Japan’s prime minister, Shigeru Ishiba, has decided to step down, NHK reported on Sunday, saying he will make a formal resignation statement at a 6pm press conference that day ahead of a ruling Liberal Democratic Party (LDP) leadership vote scheduled for Monday, a move intended to avoid a party split and clear the way for a new leader.
Key Takeaways
- NHK reported that Prime Minister Shigeru Ishiba plans to resign, with a press briefing expected at 6pm on Sunday.
- The resignation comes before an LDP leadership election on Monday, where a majority of parliamentarians were expected to move to replace him.
- Ishiba has faced mounting pressure after the LDP lost control of the upper house in July and suffered a poor lower house result last October.
- Ishiba became party leader in October 2024 and has served roughly a year as prime minister, continuing a pattern of short-lived administrations.
- Potential successors named by political sources include Sanae Takaichi and Shinjiro Koizumi.
- The LDP’s internal rifts reflect wider political challenges: inflation, demographic decline and shifting voter preferences among younger citizens.
Verified Facts
Japan’s public broadcaster NHK reported that Mr. Ishiba planned to resign and would deliver a formal statement at a press conference at 6pm on Sunday, September 7, 2025. The report said the decision was made ahead of an LDP leadership election set for Monday, when party lawmakers were expected to pursue a change of leader.
Ishiba’s position weakened after the LDP lost its outright majority in the upper house in July 2025. That setback followed elections in October 2024 that left the party without a lower-house majority — an outcome widely described in domestic reporting as a major political miscalculation by the prime minister.
Mr. Ishiba first won the party leadership in October 2024 and has since seen support ebb among key LDP factions and some of his closest allies. Despite some improvement in national approval polls, several senior MPs privately and publicly urged the party to identify new leadership over the weekend, according to reporting by the Financial Times and other outlets.
| Date | Event |
|---|---|
| Oct 2024 | Ishiba wins LDP leadership, becomes prime minister |
| Oct 2024 (later) | Lower house election leaves LDP without majority |
| July 2025 | LDP loses outright control of the upper house |
| Sep 7, 2025 | NHK reports Ishiba will resign; press conference at 6pm |
Context & Impact
The LDP has governed Japan almost continuously since 1955, but recent electoral setbacks have exposed significant factional tension between its moderate and conservative wings. Those internal divisions have intensified as lawmakers debate policy responses to persistent inflation, an aging population and security concerns in a more contested regional environment.

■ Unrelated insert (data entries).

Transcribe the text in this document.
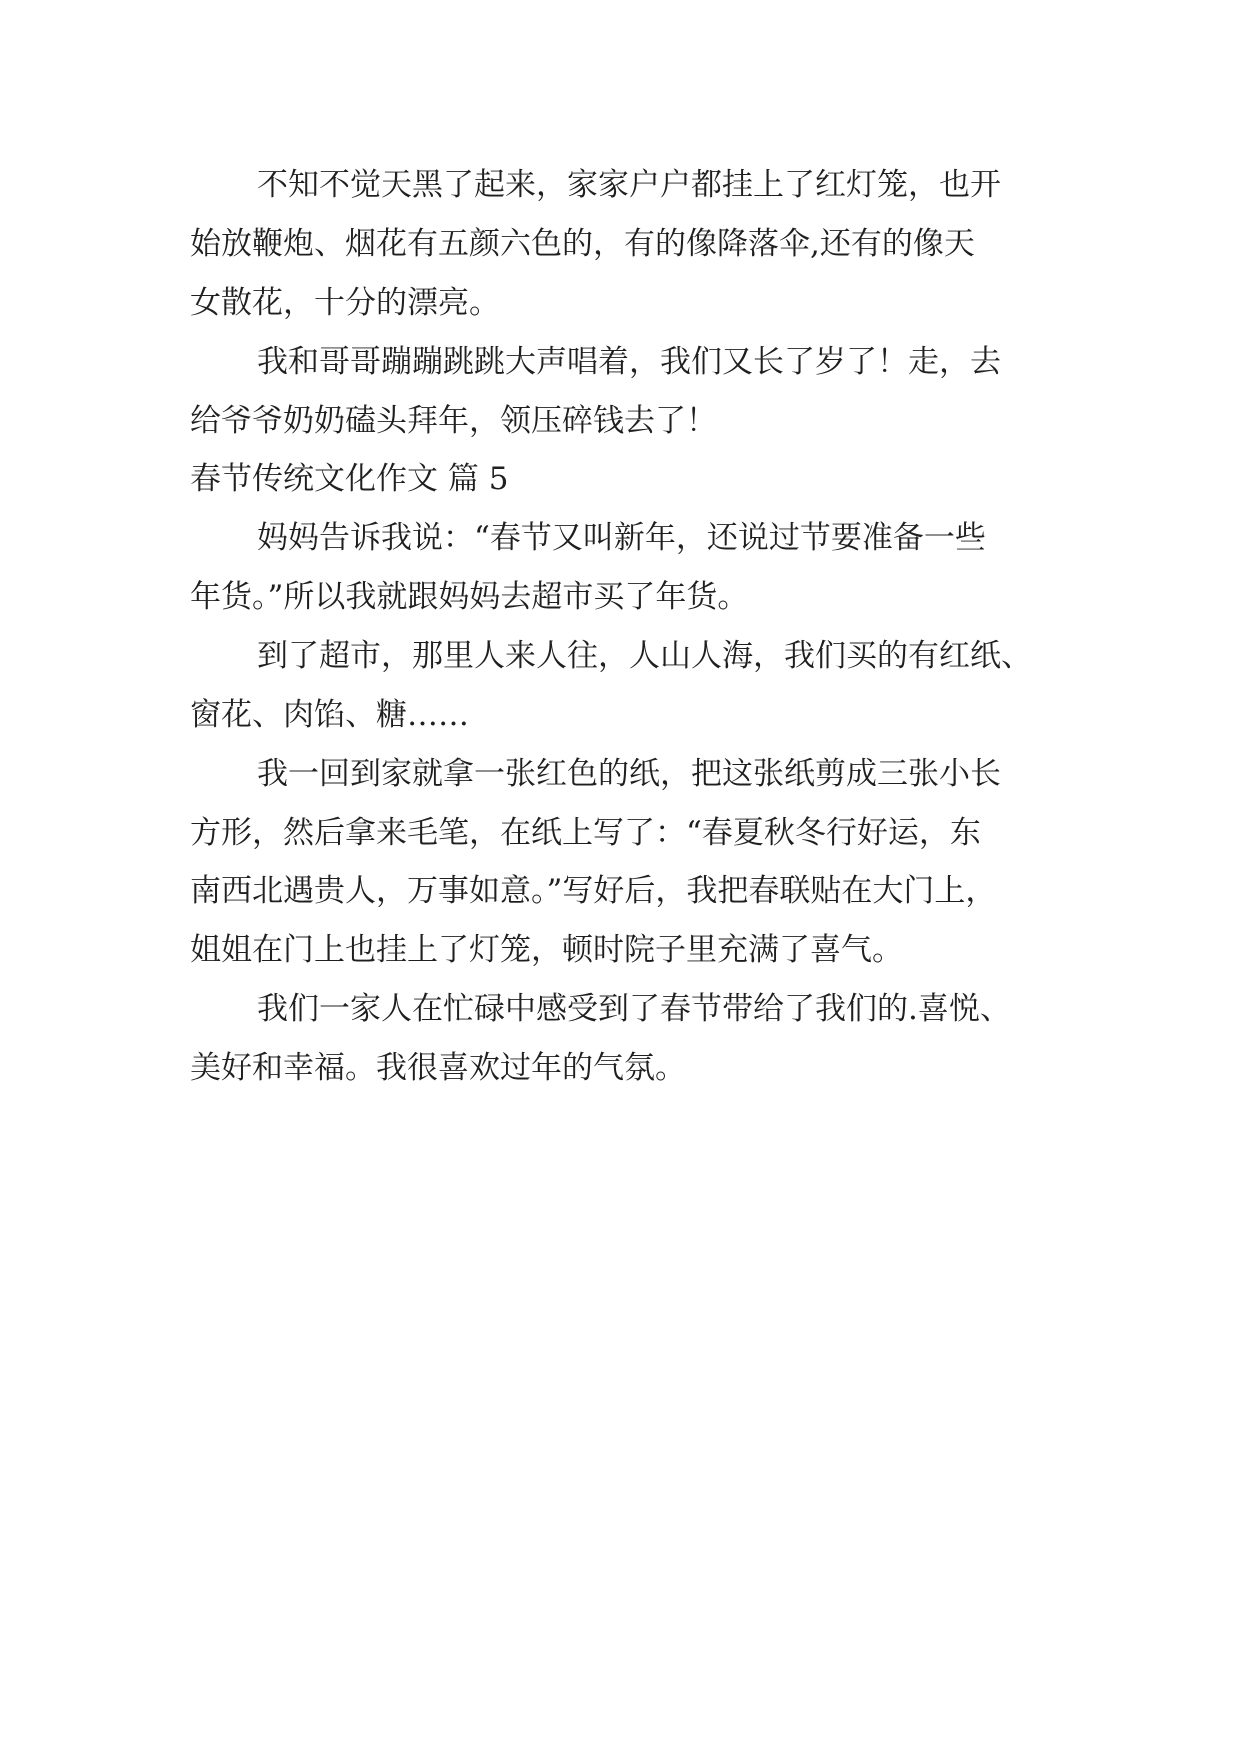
不知不觉天黑了起来，家家户户都挂上了红灯笼，也开

始放鞭炮、烟花有五颜六色的，有的像降落伞,还有的像天

女散花，十分的漂亮。

我和哥哥蹦蹦跳跳大声唱着，我们又长了岁了！走，去

给爷爷奶奶磕头拜年，领压碎钱去了！

春节传统文化作文 篇 5

妈妈告诉我说：“春节又叫新年，还说过节要准备一些

年货。”所以我就跟妈妈去超市买了年货。

到了超市，那里人来人往，人山人海，我们买的有红纸、

窗花、肉馅、糖……

我一回到家就拿一张红色的纸，把这张纸剪成三张小长

方形，然后拿来毛笔，在纸上写了：“春夏秋冬行好运，东

南西北遇贵人，万事如意。”写好后，我把春联贴在大门上，

姐姐在门上也挂上了灯笼，顿时院子里充满了喜气。

我们一家人在忙碌中感受到了春节带给了我们的.喜悦、

美好和幸福。我很喜欢过年的气氛。
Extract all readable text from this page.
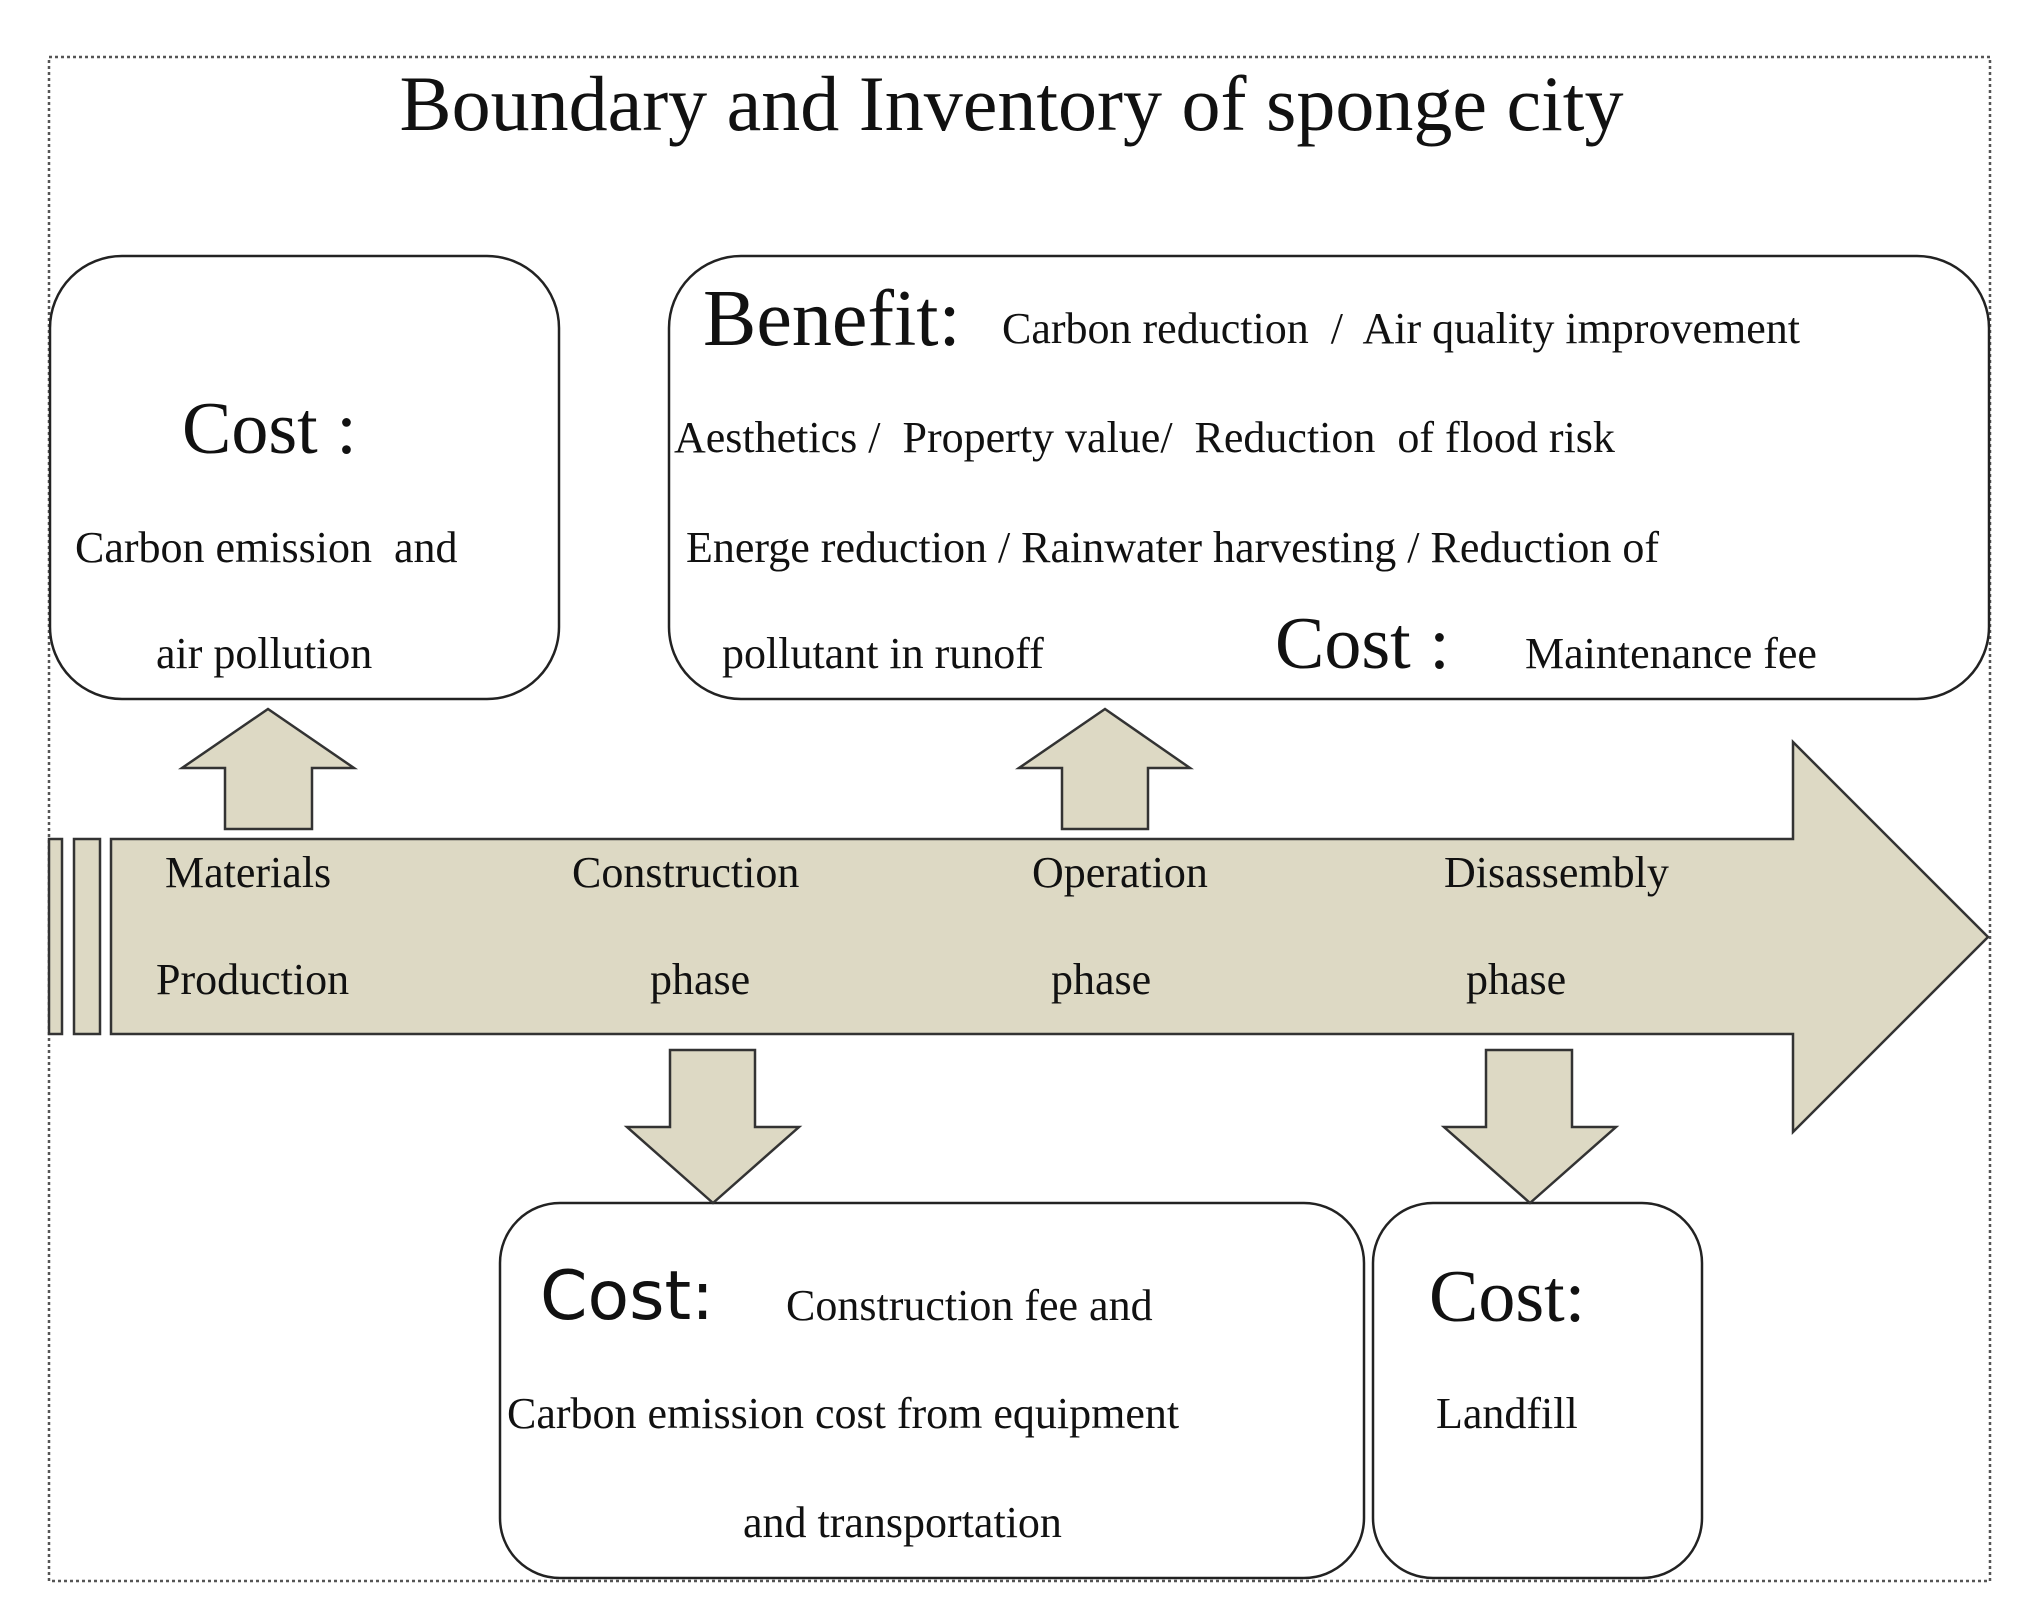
Boundary and Inventory of sponge city
Cost :
Carbon emission  and
air pollution
Benefit: Carbon reduction  /  Air quality improvement
Aesthetics /  Property value/  Reduction  of flood risk
Energe reduction / Rainwater harvesting / Reduction of
pollutant in runoff	Cost : Maintenance fee
Materials
Production
Construction
phase
Operation
phase
Disassembly
phase
Cost: Construction fee and
Carbon emission cost from equipment
and transportation
Cost:
Landfill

Ishiba’s resignation would trigger an internal party leadership contest that could reshape the LDP’s policy direction and Japan’s short-term governance. Candidates mentioned by multiple sources include Sanae Takaichi, who narrowly lost to Ishiba in last year’s party race, and Shinjiro Koizumi, a high-profile younger lawmaker recently appointed as farm minister.
Implications to watch:
- Policy shift risk: A new LDP leader could reprioritize economic or security measures, affecting inflation strategy and defence posture.
- Parliamentary dynamics: If the LDP selects a new leader quickly, it may ease immediate instability but governance in the Diet could remain fragile without a clear lower-house majority.
- Electoral consequences: Rising small, populist parties have been drawing younger voters away from the LDP, a trend that could accelerate if the party struggles to present coherent leadership.
Official Statements
NHK reported the decision and said a formal resignation statement would be given at a scheduled press conference.
NHK / Japanese media reports
Unconfirmed
- Whether Ishiba will remain as a caretaker prime minister until a successor is formally chosen.
- Which candidate will secure the party leadership or what coalition arrangements, if any, will follow the leadership vote.
- The exact balance of support among LDP factions at the Monday vote (reported by MPs but not formally published).
Bottom Line
NHK’s report that Shigeru Ishiba will resign marks a rapid pivot in Japanese politics weeks after the LDP suffered electoral losses that weakened his standing. The immediate consequence is an internal party contest that could alter the LDP’s direction and Japan’s short-term policy agenda; outcomes remain uncertain and will depend on the result of the leadership vote scheduled for Monday.